Lernentwicklungsgespräche beinhalten folgende Themen:

-       die individuelle Lernentwicklung

-       den erreichten Lernstand in allen im jeweiligen Schuljahr unterrichteten Fächern und Lernbereichen

-       die überfachlichen Kompetenzen und

-       die nächsten Lernschritte und –ziele der Schülerin oder des Schülers.

Die Ergebnisse der Gespräche, insbesondere Lern- und Fördervereinbarungen sowie die entsprechenden schulischen Maßnahmen werden in einem Schülerbogen dokumentiert. Wir haben uns an unserer Schule auf ein gemeinsames Vorgehen verständigt, das ich kurz vorstellen möchte:

o   Das Lernentwicklungsgespräch (LEG) wird durch die wichtigste Person in diesem Gespräch vorbereitet und die Schüler waren sich sofort einig, dass sie die wichtigste Person sind.

o   Die Schüler werden in Projekt- und Klassenratsstunden so vorbereitet (über Intelligenzprofile „Was kann ich gut, was kann ich nicht so gut“, über Kriterien „Wie beurteile ich mich selbst“ etc.), dass sie dieser anspruchsvollen Aufgabe gerecht werden können.

o   Alle Eltern werden auf dem ersten Elternabend um Angaben gebeten, zu welchen Zeiten Sie nicht an den LEGs teilnehmen können, um eine sinnvolle Planung vornehmen können.

Wir sind sehr gespannt auf diese Gespräche und wünschen uns natürlich einen erfolgreichen Verlauf im Hinblick auf den Lernerfolg der Schüler in vielfacher Hinsicht.

4. Individualisiertes Lernen

Anhand der Lernentwicklungsgespräche ist zu erkennen, dass das individualisierte Lernen an Bedeutung gewinnt.

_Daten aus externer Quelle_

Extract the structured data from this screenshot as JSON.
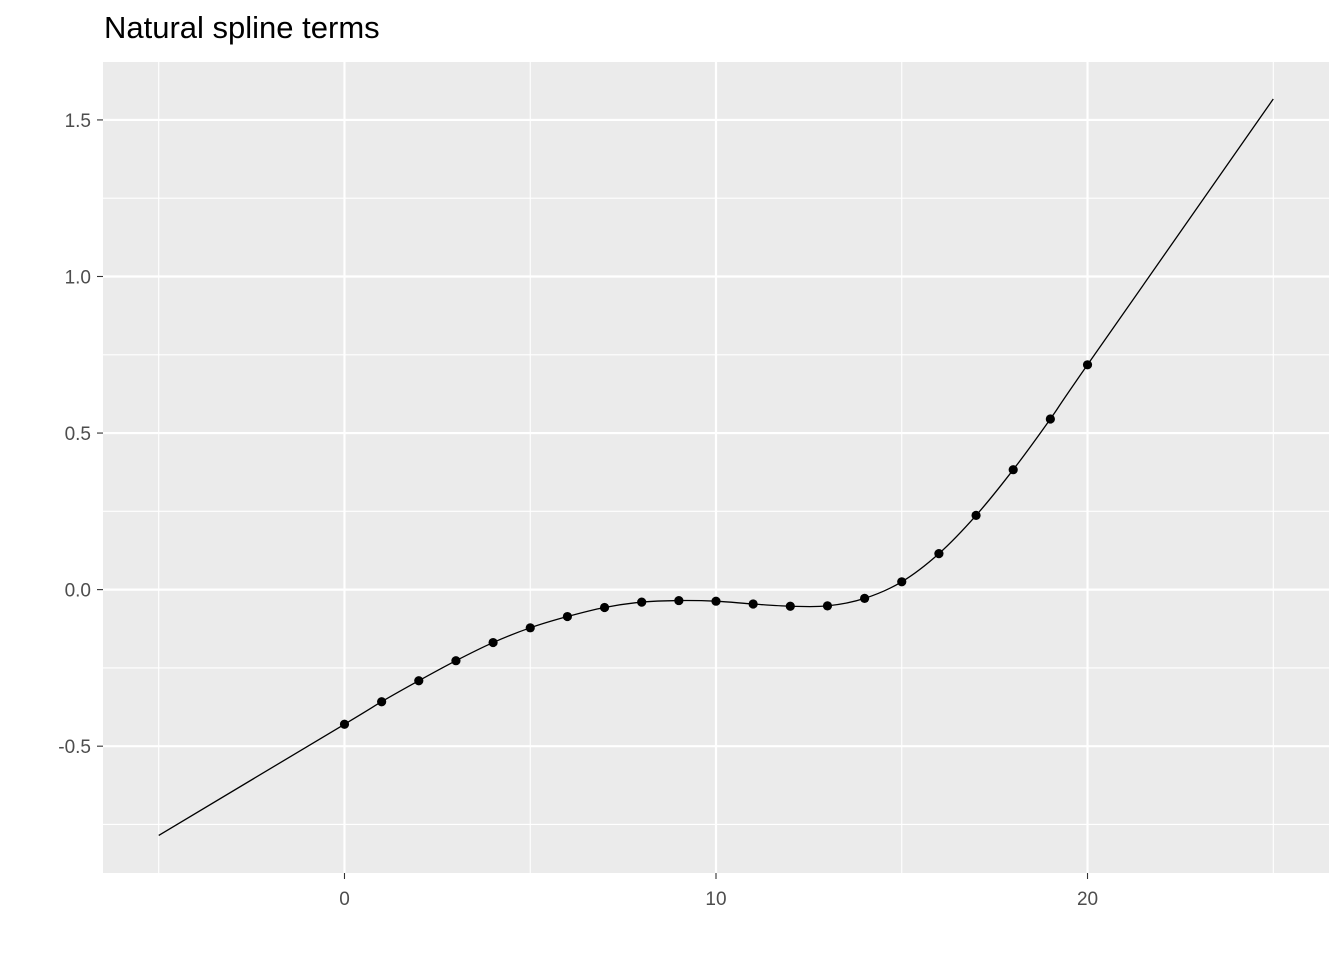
{
  "chart_data": {
    "type": "line",
    "title": "Natural spline terms",
    "xlabel": "",
    "ylabel": "",
    "xlim": [
      -6.5,
      26.5
    ],
    "ylim": [
      -0.905,
      1.685
    ],
    "x_ticks": [
      0,
      10,
      20
    ],
    "y_ticks": [
      -0.5,
      0.0,
      0.5,
      1.0,
      1.5
    ],
    "x_tick_labels": [
      "0",
      "10",
      "20"
    ],
    "y_tick_labels": [
      "-0.5",
      "0.0",
      "0.5",
      "1.0",
      "1.5"
    ],
    "grid": true,
    "legend": "none",
    "series": [
      {
        "type": "line",
        "x": [
          -5,
          0,
          1,
          2,
          3,
          4,
          5,
          6,
          7,
          8,
          9,
          10,
          11,
          12,
          13,
          14,
          15,
          16,
          17,
          18,
          19,
          20,
          25
        ],
        "y": [
          -0.785,
          -0.43,
          -0.358,
          -0.291,
          -0.227,
          -0.169,
          -0.122,
          -0.086,
          -0.057,
          -0.04,
          -0.035,
          -0.037,
          -0.046,
          -0.053,
          -0.052,
          -0.028,
          0.025,
          0.115,
          0.237,
          0.383,
          0.545,
          0.718,
          1.567
        ]
      },
      {
        "type": "scatter",
        "x": [
          0,
          1,
          2,
          3,
          4,
          5,
          6,
          7,
          8,
          9,
          10,
          11,
          12,
          13,
          14,
          15,
          16,
          17,
          18,
          19,
          20
        ],
        "y": [
          -0.43,
          -0.358,
          -0.291,
          -0.227,
          -0.169,
          -0.122,
          -0.086,
          -0.057,
          -0.04,
          -0.035,
          -0.037,
          -0.046,
          -0.053,
          -0.052,
          -0.028,
          0.025,
          0.115,
          0.237,
          0.383,
          0.545,
          0.718
        ]
      }
    ],
    "colors": {
      "panel": "#EBEBEB",
      "grid": "#FFFFFF",
      "line": "#000000",
      "tick_text": "#4D4D4D",
      "tick_mark": "#333333"
    }
  }
}
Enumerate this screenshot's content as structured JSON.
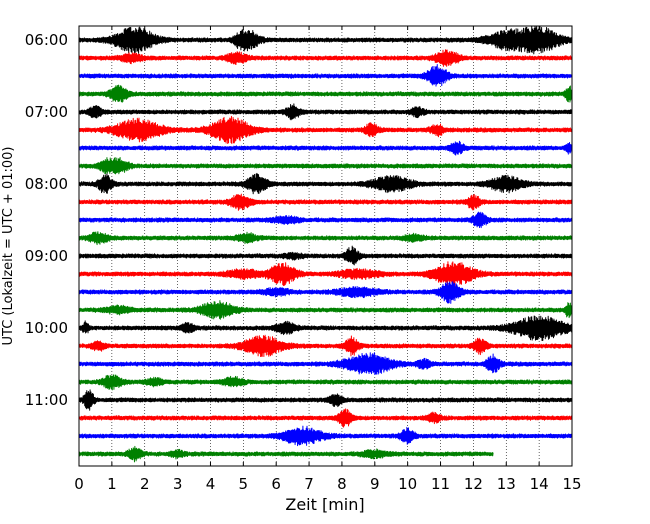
{
  "chart_data": {
    "type": "line",
    "title": "",
    "xlabel": "Zeit  [min]",
    "ylabel": "UTC (Lokalzeit = UTC + 01:00)",
    "xlim": [
      0,
      15
    ],
    "x_ticks": [
      "0",
      "1",
      "2",
      "3",
      "4",
      "5",
      "6",
      "7",
      "8",
      "9",
      "10",
      "11",
      "12",
      "13",
      "14",
      "15"
    ],
    "y_tick_labels": [
      "06:00",
      "07:00",
      "08:00",
      "09:00",
      "10:00",
      "11:00"
    ],
    "x_grid": "dotted vertical lines at each minute",
    "trace_colors": [
      "#000000",
      "#ff0000",
      "#0000ff",
      "#008000"
    ],
    "trace_order": "four 15-minute traces per hour, top to bottom: black, red, blue, green",
    "trace_count": 24,
    "last_trace_end_min": 12.6,
    "series": [
      {
        "start": "06:00",
        "color": "#000000",
        "bursts": [
          [
            1.7,
            0.6,
            12
          ],
          [
            13.0,
            0.6,
            8
          ],
          [
            14.0,
            0.6,
            12
          ],
          [
            5.2,
            0.3,
            8
          ],
          [
            4.9,
            0.2,
            6
          ]
        ]
      },
      {
        "start": "06:15",
        "color": "#ff0000",
        "bursts": [
          [
            11.2,
            0.35,
            7
          ],
          [
            4.8,
            0.3,
            5
          ],
          [
            1.6,
            0.3,
            4
          ]
        ]
      },
      {
        "start": "06:30",
        "color": "#0000ff",
        "bursts": [
          [
            10.9,
            0.3,
            10
          ]
        ]
      },
      {
        "start": "06:45",
        "color": "#008000",
        "bursts": [
          [
            1.2,
            0.25,
            8
          ],
          [
            14.9,
            0.1,
            8
          ]
        ]
      },
      {
        "start": "07:00",
        "color": "#000000",
        "bursts": [
          [
            6.5,
            0.2,
            7
          ],
          [
            0.5,
            0.2,
            5
          ],
          [
            10.3,
            0.2,
            4
          ]
        ]
      },
      {
        "start": "07:15",
        "color": "#ff0000",
        "bursts": [
          [
            1.8,
            0.7,
            10
          ],
          [
            4.6,
            0.6,
            12
          ],
          [
            8.9,
            0.2,
            6
          ],
          [
            10.9,
            0.2,
            5
          ]
        ]
      },
      {
        "start": "07:30",
        "color": "#0000ff",
        "bursts": [
          [
            11.5,
            0.2,
            6
          ],
          [
            14.9,
            0.1,
            4
          ]
        ]
      },
      {
        "start": "07:45",
        "color": "#008000",
        "bursts": [
          [
            1.2,
            0.3,
            7
          ],
          [
            0.8,
            0.2,
            5
          ]
        ]
      },
      {
        "start": "08:00",
        "color": "#000000",
        "bursts": [
          [
            0.8,
            0.2,
            9
          ],
          [
            5.4,
            0.3,
            9
          ],
          [
            9.5,
            0.6,
            7
          ],
          [
            13.0,
            0.5,
            7
          ]
        ]
      },
      {
        "start": "08:15",
        "color": "#ff0000",
        "bursts": [
          [
            4.9,
            0.3,
            7
          ],
          [
            12.0,
            0.2,
            6
          ]
        ]
      },
      {
        "start": "08:30",
        "color": "#0000ff",
        "bursts": [
          [
            12.2,
            0.2,
            7
          ],
          [
            6.3,
            0.4,
            3
          ]
        ]
      },
      {
        "start": "08:45",
        "color": "#008000",
        "bursts": [
          [
            0.6,
            0.3,
            5
          ],
          [
            5.1,
            0.3,
            4
          ],
          [
            10.2,
            0.3,
            3
          ]
        ]
      },
      {
        "start": "09:00",
        "color": "#000000",
        "bursts": [
          [
            8.3,
            0.2,
            8
          ],
          [
            6.5,
            0.3,
            2
          ]
        ]
      },
      {
        "start": "09:15",
        "color": "#ff0000",
        "bursts": [
          [
            6.2,
            0.4,
            10
          ],
          [
            11.4,
            0.6,
            11
          ],
          [
            8.5,
            0.6,
            4
          ],
          [
            5.0,
            0.5,
            4
          ]
        ]
      },
      {
        "start": "09:30",
        "color": "#0000ff",
        "bursts": [
          [
            11.3,
            0.3,
            10
          ],
          [
            8.5,
            0.6,
            4
          ],
          [
            6.0,
            0.4,
            3
          ]
        ]
      },
      {
        "start": "09:45",
        "color": "#008000",
        "bursts": [
          [
            4.2,
            0.5,
            8
          ],
          [
            1.2,
            0.4,
            3
          ],
          [
            14.9,
            0.1,
            7
          ]
        ]
      },
      {
        "start": "10:00",
        "color": "#000000",
        "bursts": [
          [
            14.0,
            0.8,
            11
          ],
          [
            6.3,
            0.3,
            5
          ],
          [
            3.3,
            0.2,
            4
          ],
          [
            0.2,
            0.1,
            5
          ]
        ]
      },
      {
        "start": "10:15",
        "color": "#ff0000",
        "bursts": [
          [
            5.6,
            0.6,
            9
          ],
          [
            8.3,
            0.2,
            8
          ],
          [
            12.2,
            0.2,
            7
          ],
          [
            0.6,
            0.2,
            4
          ]
        ]
      },
      {
        "start": "10:30",
        "color": "#0000ff",
        "bursts": [
          [
            8.8,
            0.7,
            10
          ],
          [
            12.6,
            0.2,
            8
          ],
          [
            10.5,
            0.2,
            4
          ]
        ]
      },
      {
        "start": "10:45",
        "color": "#008000",
        "bursts": [
          [
            1.0,
            0.3,
            6
          ],
          [
            4.7,
            0.3,
            4
          ],
          [
            2.3,
            0.3,
            3
          ]
        ]
      },
      {
        "start": "11:00",
        "color": "#000000",
        "bursts": [
          [
            0.3,
            0.15,
            9
          ],
          [
            7.8,
            0.2,
            5
          ]
        ]
      },
      {
        "start": "11:15",
        "color": "#ff0000",
        "bursts": [
          [
            8.1,
            0.2,
            8
          ],
          [
            10.8,
            0.2,
            4
          ]
        ]
      },
      {
        "start": "11:30",
        "color": "#0000ff",
        "bursts": [
          [
            6.8,
            0.6,
            8
          ],
          [
            10.0,
            0.2,
            7
          ]
        ]
      },
      {
        "start": "11:45",
        "color": "#008000",
        "bursts": [
          [
            1.7,
            0.2,
            6
          ],
          [
            3.0,
            0.2,
            3
          ],
          [
            9.0,
            0.4,
            3
          ]
        ]
      }
    ]
  }
}
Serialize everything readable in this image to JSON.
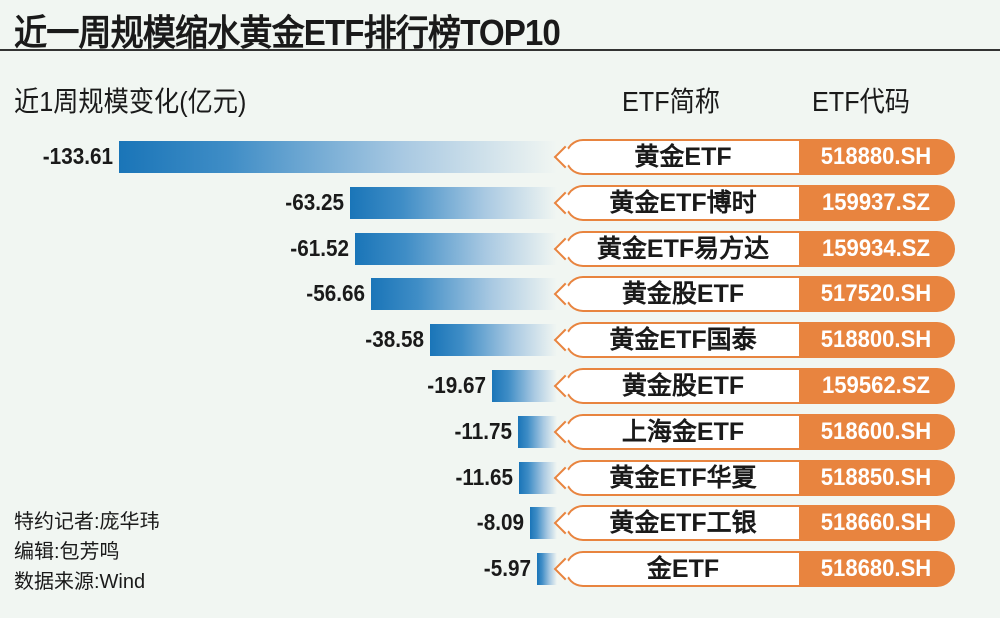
{
  "title": "近一周规模缩水黄金ETF排行榜TOP10",
  "headers": {
    "change": "近1周规模变化(亿元)",
    "name": "ETF简称",
    "code": "ETF代码"
  },
  "colors": {
    "bar": "#1a75b8",
    "code_bg": "#e8843f",
    "background": "#f1f6f2"
  },
  "chart_data": {
    "type": "bar",
    "orientation": "horizontal",
    "unit": "亿元",
    "categories": [
      "黄金ETF",
      "黄金ETF博时",
      "黄金ETF易方达",
      "黄金股ETF",
      "黄金ETF国泰",
      "黄金股ETF",
      "上海金ETF",
      "黄金ETF华夏",
      "黄金ETF工银",
      "金ETF"
    ],
    "codes": [
      "518880.SH",
      "159937.SZ",
      "159934.SZ",
      "517520.SH",
      "518800.SH",
      "159562.SZ",
      "518600.SH",
      "518850.SH",
      "518660.SH",
      "518680.SH"
    ],
    "values": [
      -133.61,
      -63.25,
      -61.52,
      -56.66,
      -38.58,
      -19.67,
      -11.75,
      -11.65,
      -8.09,
      -5.97
    ],
    "labels": [
      "-133.61",
      "-63.25",
      "-61.52",
      "-56.66",
      "-38.58",
      "-19.67",
      "-11.75",
      "-11.65",
      "-8.09",
      "-5.97"
    ]
  },
  "credits": [
    "特约记者:庞华玮",
    "编辑:包芳鸣",
    "数据来源:Wind"
  ]
}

Individualisiertes Lernen heißt: In geeigneten Lernphasen (Studienzeiten, Epochen mit Wiederholungsmöglichkeiten und/oder Forscheraufgaben, etc.) beschäftigen sich nicht mehr alle Schüler mit dem Gleichen, zum gleichen Zeitpunkt und auf die gleiche Weise, sondern

  • Schüler arbeiten mit individueller Schwerpunktsetzung (forschendes Lernen)
  • mit individueller Planung
  • auf unterschiedlichem Leistungsniveau
  • mit individueller Lerngeschwindigkeit

Wir werden verschiedene Maßnahmen erproben und evaluieren.

5. Teambildung

Diese  Anforderungen und Neuerungen sind nur im Team gut zu bewältigen und ich freue mich sehr, dass die Arbeit im Team seit geraumer Zeit – auch schon in der Vorbereitung im letzten Schuljahr – sehr gut gelingt.  Ich bin über diese Zusammenarbeit als Verantwortliche der Mittelstufe sehr froh und danke an dieser Stelle den beteiligten Kolleginnen und Kollegen besonders herzlich.

In erster Linie ist die Kooperation zweier Lehrerteams grundlegend:

  • die des Kernteams (Deutsch, Mathematik, 1. Und 2. Fremdsprache) und
  • die des Fachjahrgangsteams (alle Deutschlehrer der Stufe 7, alle Mathelehrer etc.).

Die jeweiligen Teams nutzen regelmäßige Organisationstermine für vielfältige Absprachen.

Ich glaube, dass wir an unserer Schule einen intensiven Vorbereitungsprozess durchlaufen haben und uns in einem regen Austausch befinden. Wir nehmen die Chancen der Reform in den Blick, führen die Neuerungen langsam und behutsam ein und freuen uns auf die Zusammenarbeit mit den Eltern,denn: Wir alle sind in der Verantwortung!